Essential Figures in Jewish Scholarship
Title | Essential Figures in Jewish Scholarship PDF eBook |
Author | Ronald L. Eisenberg |
Publisher | Rowman & Littlefield |
Pages | 397 |
Release | 2014-03-20 |
Genre | Religion |
ISBN | 0765709953 |
Essential Figures in Jewish Scholarship compiles thorough but manageable entries on the figures most vital to an understanding the scholarship of the post-Talmudic era. Despite the fact that these scholars have been of great importance to the continued interpretation of religious texts for more than a millennium, they are typically not given as much attention as their Talmudic-era predecessors. In this valuable reference, Dr.

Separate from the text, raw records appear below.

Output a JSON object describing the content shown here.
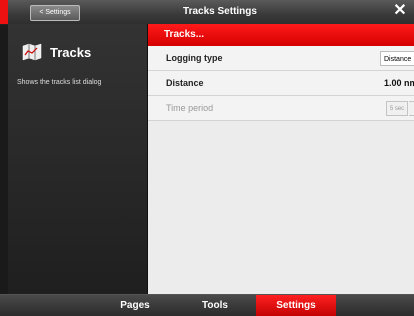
{
  "titlebar": {
    "back_label": "< Settings",
    "title": "Tracks Settings",
    "close_label": "✕"
  },
  "left_panel": {
    "icon": "map-icon",
    "title": "Tracks",
    "description": "Shows the tracks list dialog"
  },
  "content": {
    "section_title": "Tracks...",
    "rows": [
      {
        "label": "Logging type",
        "value": "Distance",
        "enabled": true
      },
      {
        "label": "Distance",
        "value": "1.00 nm",
        "enabled": true
      },
      {
        "label": "Time period",
        "value": "5 sec",
        "enabled": false
      }
    ]
  },
  "bottom_tabs": [
    {
      "label": "Pages",
      "active": false
    },
    {
      "label": "Tools",
      "active": false
    },
    {
      "label": "Settings",
      "active": true
    }
  ],
  "colors": {
    "accent": "#e00000",
    "panel": "#2a2a2a",
    "content_bg": "#ececec"
  }
}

Ronald L. Eisenberg catalogs and explains the importance of more than two hundred figures who are most vital to an understanding of the teachings of the post-Talmudic rabbis. For these figures, who fall into the categories of Geonim (rabbis writing from 600–1100), Rishonim (1100—1500), and Acharonim (1500–present day), Eisenberg provides summaries of major teachings and scholarly contributions, as well as biographical information and illustrative quotations from relevant writings.